Sociology Index

OCCUPATIONAL DISTANCE

Occupational distance is the distance between one occupation and another where occupations are ranked on a hierarchy of social status. Prestige differences account for vertical occupational distances. The occupational distance concept is central to studies of social mobility because it permits some measurement of the extent of mobility. Occupational distance is therefore an important measurement in determining the relevance of social mobility. Vertical occupational distance and horizontal occupational distance is more due to culture differences. A professional occupation and an unskilled occupation are different in training requirements, educational standards and aspiration. To change one's occupation from unskilled labor to semi-skilled labor involves less occupational distance.

Occupational mobility is also a factor in occupational distance. What we mean by occupational mobility is vertical occupational distance and horizontal occupational distance, that is, the tendency of some occupations to move up or down the vertical scale of social prestige. Occupational distance also varies with the complexity of the culture traits of the respective occupations. The more complex the culture traits of an occupation the greater the vertical occupational distance from the occupations with less complex cultures.

Mobility might be Horizontal Social Mobility or Vertical Social Mobility. In Contest Mobility, equal footing among individuals is assumed as a given. Demand mobility is not caused by individuals ascending or descending in class or status, but by changes in the occupational structure of the economy. Contest mobility is a British term referring to what North Americans would refer to as social mobility through equality of opportunity.

There are two kinds of occupational distance: vertical occupational distance and horizontal occupational distance. Vertical occupational distance indicates the differences in prestige accorded by cultural norms to members of various occupations; horizontal occupational distance indicates the lack of sympathetic understanding between occupations of similar or near-similar status because of the differences in background and training of the members of the two occupations.
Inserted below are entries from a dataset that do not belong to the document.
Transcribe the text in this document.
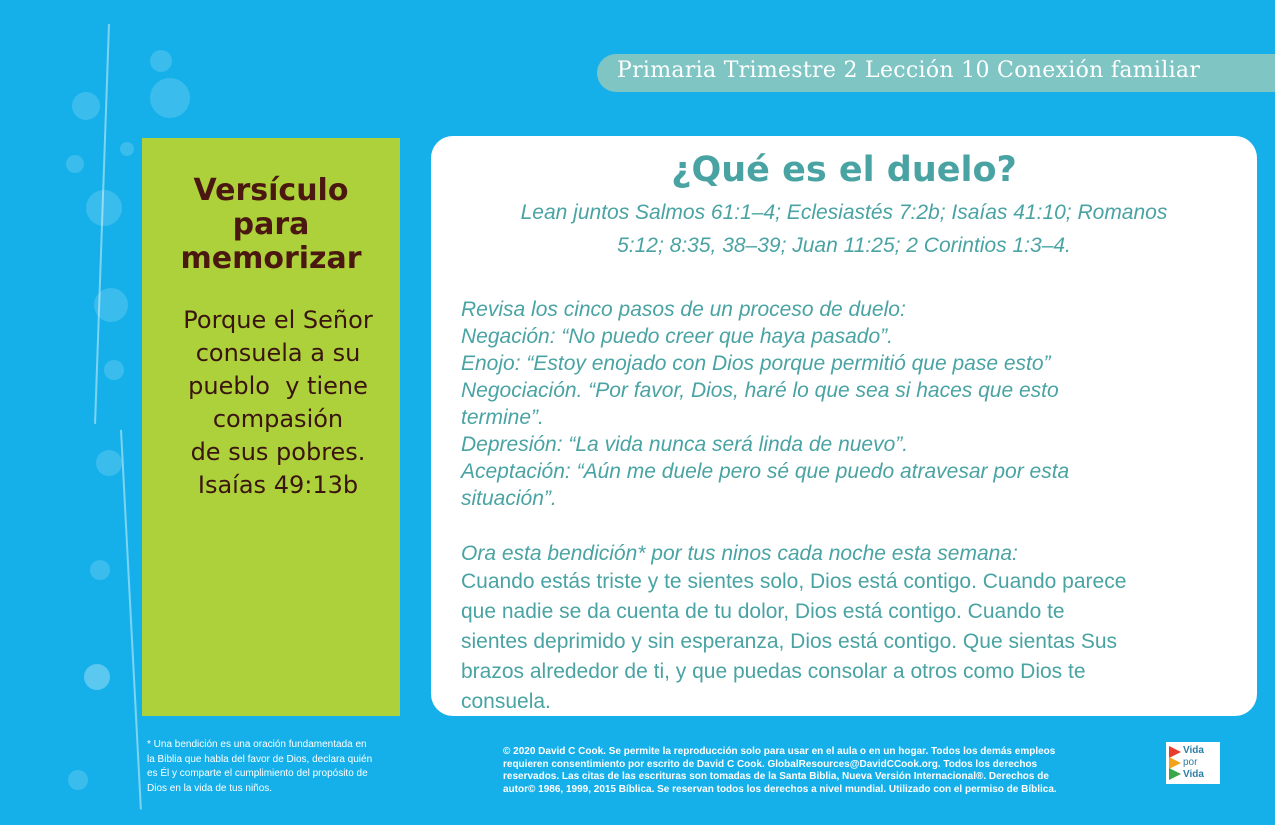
Primaria Trimestre 2 Lección 10 Conexión familiar
Versículo
para
memorizar
Porque el Señor
consuela a su
pueblo  y tiene
compasión
de sus pobres.
Isaías 49:13b
¿Qué es el duelo?
Lean juntos Salmos 61:1–4; Eclesiastés 7:2b; Isaías 41:10; Romanos
5:12; 8:35, 38–39; Juan 11:25; 2 Corintios 1:3–4.
Revisa los cinco pasos de un proceso de duelo:
Negación: “No puedo creer que haya pasado”.
Enojo: “Estoy enojado con Dios porque permitió que pase esto”
Negociación. “Por favor, Dios, haré lo que sea si haces que esto
termine”.
Depresión: “La vida nunca será linda de nuevo”.
Aceptación: “Aún me duele pero sé que puedo atravesar por esta
situación”.
Ora esta bendición* por tus ninos cada noche esta semana:
Cuando estás triste y te sientes solo, Dios está contigo. Cuando parece
que nadie se da cuenta de tu dolor, Dios está contigo. Cuando te
sientes deprimido y sin esperanza, Dios está contigo. Que sientas Sus
brazos alrededor de ti, y que puedas consolar a otros como Dios te
consuela.
* Una bendición es una oración fundamentada en
la Biblia que habla del favor de Dios, declara quién
es Él y comparte el cumplimiento del propósito de
Dios en la vida de tus niños.
© 2020 David C Cook. Se permite la reproducción solo para usar en el aula o en un hogar. Todos los demás empleos
requieren consentimiento por escrito de David C Cook. GlobalResources@DavidCCook.org. Todos los derechos
reservados. Las citas de las escrituras son tomadas de la Santa Biblia, Nueva Versión Internacional®. Derechos de
autor© 1986, 1999, 2015 Bíblica. Se reservan todos los derechos a nivel mundial. Utilizado con el permiso de Bíblica.
Vida
por
Vida
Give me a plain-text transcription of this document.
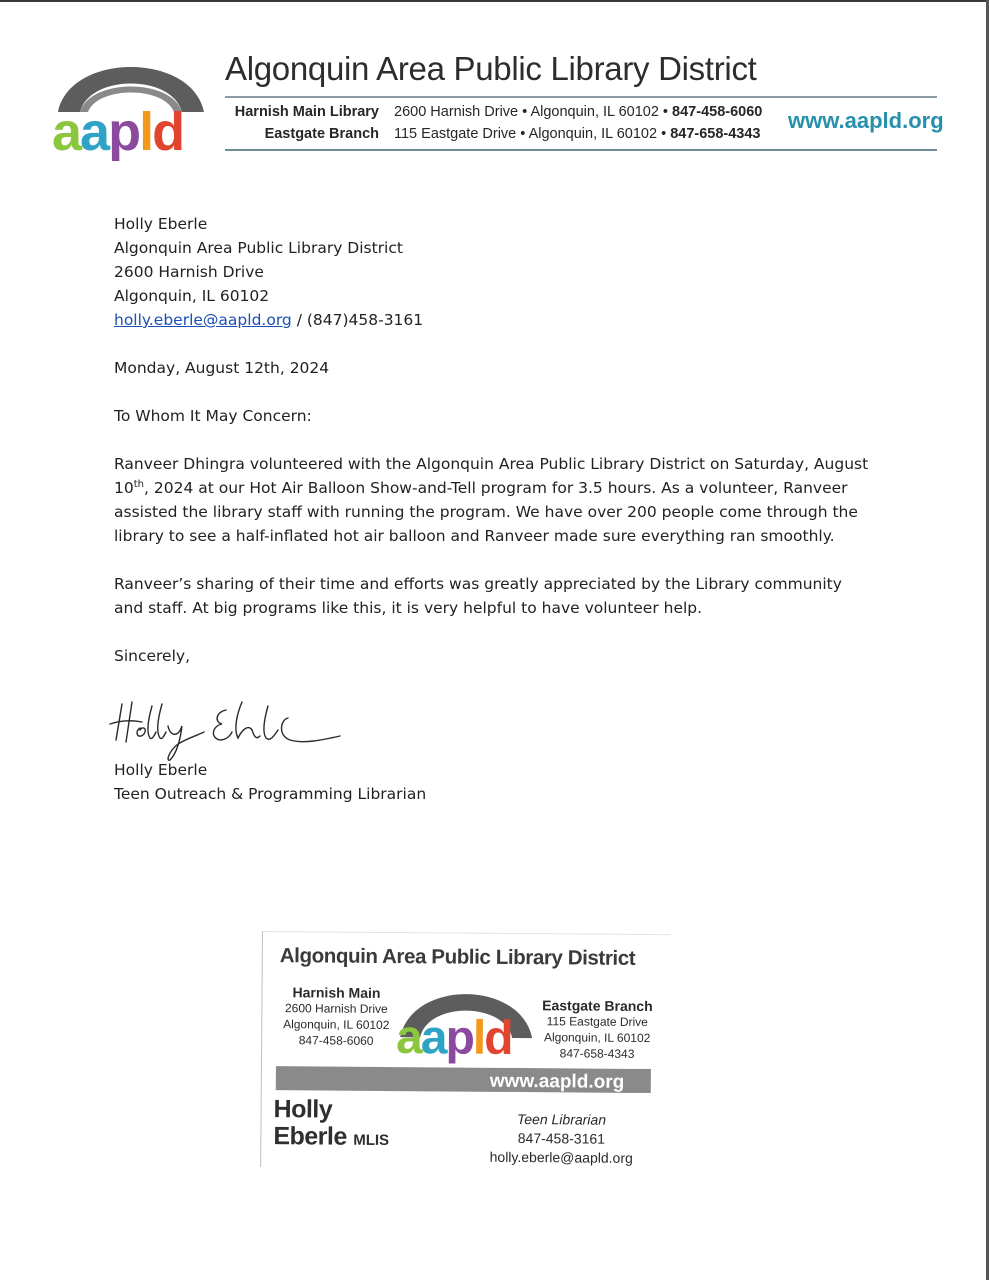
aapld
Algonquin Area Public Library District
Harnish Main Library 2600 Harnish Drive • Algonquin, IL 60102 • 847-458-6060
Eastgate Branch 115 Eastgate Drive • Algonquin, IL 60102 • 847-658-4343
www.aapld.org
Holly Eberle
Algonquin Area Public Library District
2600 Harnish Drive
Algonquin, IL 60102
holly.eberle@aapld.org / (847)458-3161

Monday, August 12th, 2024

To Whom It May Concern:

Ranveer Dhingra volunteered with the Algonquin Area Public Library District on Saturday, August 10th, 2024 at our Hot Air Balloon Show-and-Tell program for 3.5 hours. As a volunteer, Ranveer assisted the library staff with running the program. We have over 200 people come through the library to see a half-inflated hot air balloon and Ranveer made sure everything ran smoothly.

Ranveer’s sharing of their time and efforts was greatly appreciated by the Library community and staff. At big programs like this, it is very helpful to have volunteer help.

Sincerely,

Holly Eberle
Teen Outreach & Programming Librarian
Algonquin Area Public Library District
Harnish Main
2600 Harnish Drive
Algonquin, IL 60102
847-458-6060 aapld
Eastgate Branch
115 Eastgate Drive
Algonquin, IL 60102
847-658-4343
www.aapld.org
Holly
Eberle MLIS
Teen Librarian
847-458-3161
holly.eberle@aapld.org
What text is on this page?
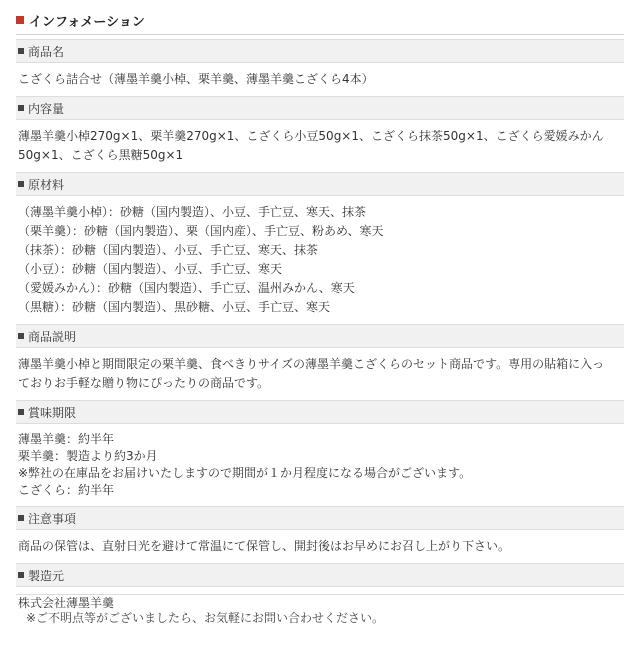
インフォメーション
商品名
こざくら詰合せ（薄墨羊羹小棹、栗羊羹、薄墨羊羹こざくら4本）
内容量
薄墨羊羹小棹270g×1、栗羊羹270g×1、こざくら小豆50g×1、こざくら抹茶50g×1、こざくら愛媛みかん
50g×1、こざくら黒糖50g×1
原材料
（薄墨羊羹小棹）：砂糖（国内製造）、小豆、手亡豆、寒天、抹茶
（栗羊羹）：砂糖（国内製造）、栗（国内産）、手亡豆、粉あめ、寒天
（抹茶）：砂糖（国内製造）、小豆、手亡豆、寒天、抹茶
（小豆）：砂糖（国内製造）、小豆、手亡豆、寒天
（愛媛みかん）：砂糖（国内製造）、手亡豆、温州みかん、寒天
（黒糖）：砂糖（国内製造）、黒砂糖、小豆、手亡豆、寒天
商品説明
薄墨羊羹小棹と期間限定の栗羊羹、食べきりサイズの薄墨羊羹こざくらのセット商品です。専用の貼箱に入っ
ておりお手軽な贈り物にぴったりの商品です。
賞味期限
薄墨羊羹：約半年
栗羊羹：製造より約3か月
※弊社の在庫品をお届けいたしますので期間が１か月程度になる場合がございます。
こざくら：約半年
注意事項
商品の保管は、直射日光を避けて常温にて保管し、開封後はお早めにお召し上がり下さい。
製造元
株式会社薄墨羊羹
※ご不明点等がございましたら、お気軽にお問い合わせください。
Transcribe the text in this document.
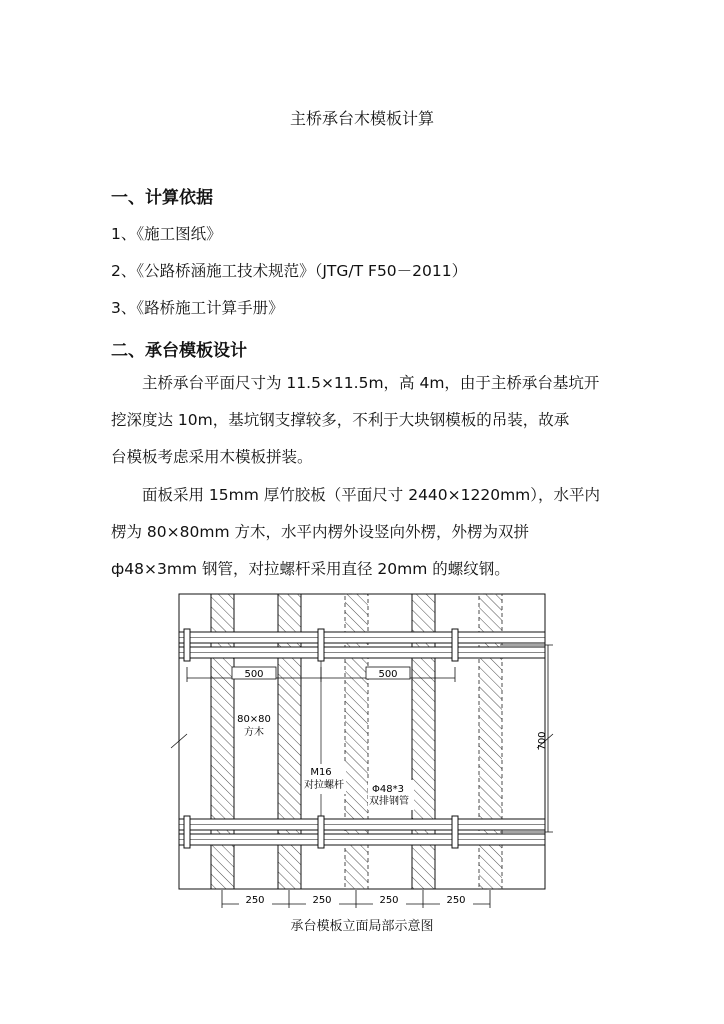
主桥承台木模板计算
一、计算依据
1、《施工图纸》
2、《公路桥涵施工技术规范》（JTG/T F50－2011）
3、《路桥施工计算手册》
二、承台模板设计

主桥承台平面尺寸为 11.5×11.5m，高 4m，由于主桥承台基坑开

挖深度达 10m，基坑钢支撑较多，不利于大块钢模板的吊装，故承

台模板考虑采用木模板拼装。

面板采用 15mm 厚竹胶板（平面尺寸 2440×1220mm），水平内

楞为 80×80mm 方木，水平内楞外设竖向外楞，外楞为双拼

ф48×3mm 钢管，对拉螺杆采用直径 20mm 的螺纹钢。

500	500
80×80
方木
M16
对拉螺杆	Φ48*3
双排钢管
700
250	250	250	250
承台模板立面局部示意图
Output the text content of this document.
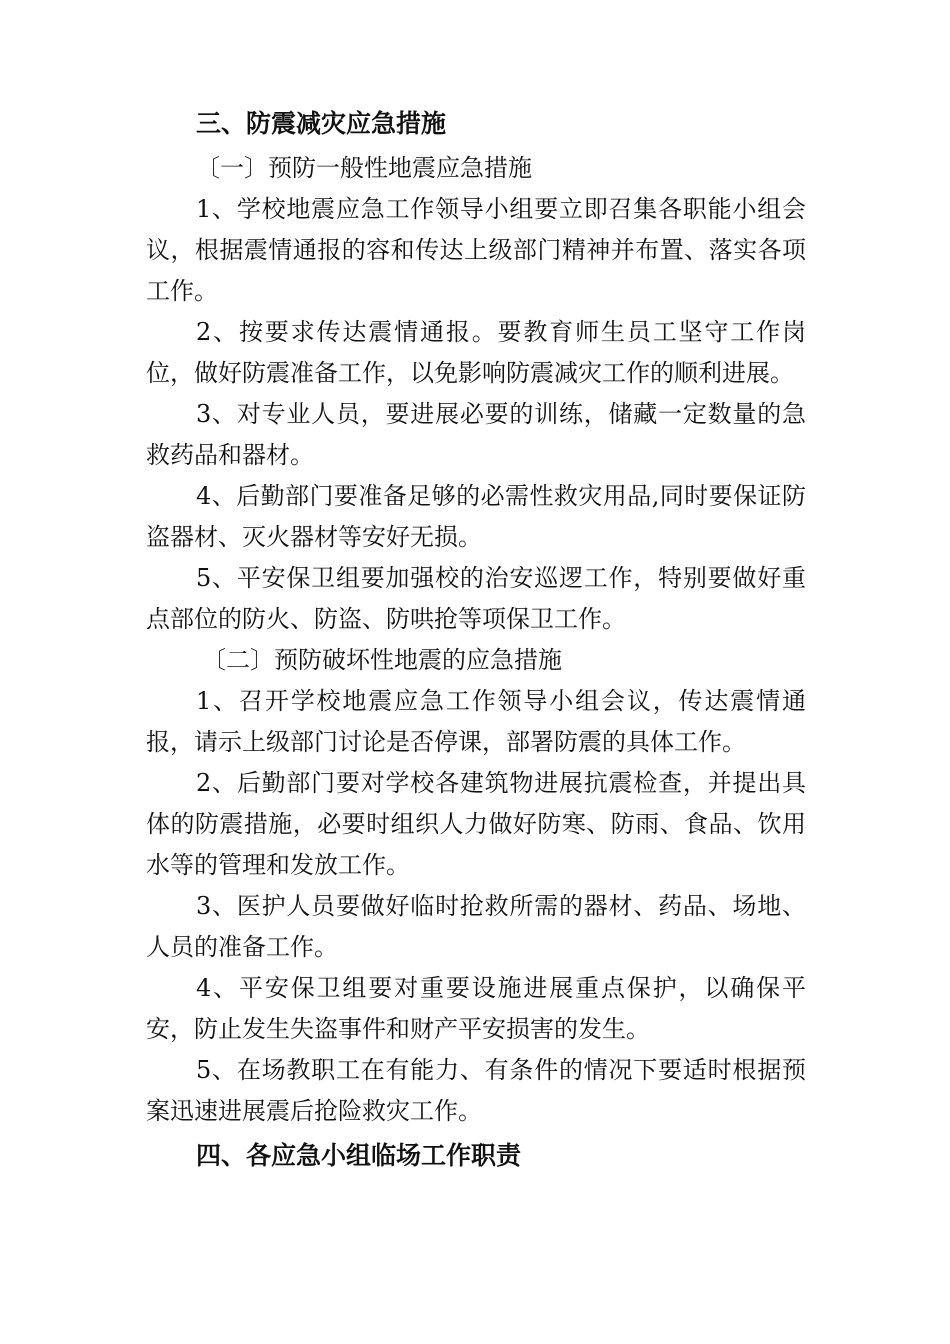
三、防震减灾应急措施

〔一〕预防一般性地震应急措施

1、学校地震应急工作领导小组要立即召集各职能小组会议，根据震情通报的容和传达上级部门精神并布置、落实各项工作。

2、按要求传达震情通报。要教育师生员工坚守工作岗位，做好防震准备工作，以免影响防震减灾工作的顺利进展。

3、对专业人员，要进展必要的训练，储藏一定数量的急救药品和器材。

4、后勤部门要准备足够的必需性救灾用品,同时要保证防盗器材、灭火器材等安好无损。

5、平安保卫组要加强校的治安巡逻工作，特别要做好重点部位的防火、防盗、防哄抢等项保卫工作。

〔二〕预防破坏性地震的应急措施

1、召开学校地震应急工作领导小组会议，传达震情通报，请示上级部门讨论是否停课，部署防震的具体工作。

2、后勤部门要对学校各建筑物进展抗震检查，并提出具体的防震措施，必要时组织人力做好防寒、防雨、食品、饮用水等的管理和发放工作。

3、医护人员要做好临时抢救所需的器材、药品、场地、人员的准备工作。

4、平安保卫组要对重要设施进展重点保护，以确保平安，防止发生失盗事件和财产平安损害的发生。

5、在场教职工在有能力、有条件的情况下要适时根据预案迅速进展震后抢险救灾工作。

四、各应急小组临场工作职责
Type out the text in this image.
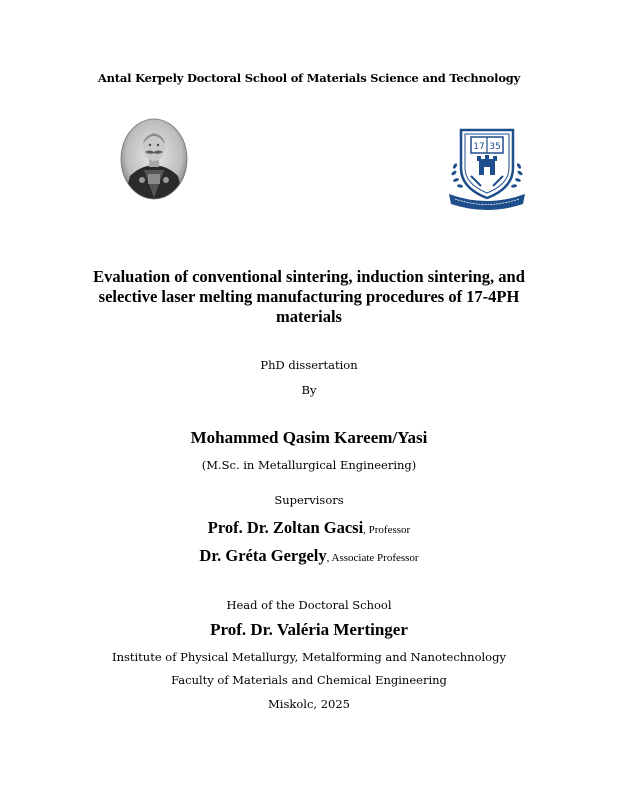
Antal Kerpely Doctoral School of Materials Science and Technology
17 35
Evaluation of conventional sintering, induction sintering, and
selective laser melting manufacturing procedures of 17-4PH
materials
PhD dissertation
By
Mohammed Qasim Kareem/Yasi
(M.Sc. in Metallurgical Engineering)
Supervisors
Prof. Dr. Zoltan Gacsi, Professor
Dr. Gréta Gergely, Associate Professor
Head of the Doctoral School
Prof. Dr. Valéria Mertinger
Institute of Physical Metallurgy, Metalforming and Nanotechnology
Faculty of Materials and Chemical Engineering
Miskolc, 2025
Vertical occupational distance and horizontal occupational distance are related to the prestige and social status which occupations possess among persons outside the particular groups. As Bogardus points out, there is a kind of occupational mobility which affects the status of occupations. For example, aviation seems to be rising, whereas it may be true that acting is declining slightly in the scale of prestige. - BOGARDUS, E. S., Occupational Distance. Sociol. and Soc. Res., 1928, 13, 73-81.

Brulhart et al. (2006) use data on individual workers to estimate the impact of Intra-Industry Trade on both the ‘sectoral distance’ and ‘occupational distance’ which a worker moves when trade expands, conditioning for a range of other industrial and worker characteristics. In their industry level regressions, their results are less strong when their occupational mobility variables is used to measure adjustment. However, when individual level data is used, increases in marginal intra-industry trade significantly reduce both the sectoral distance and occupational distance of worker moves.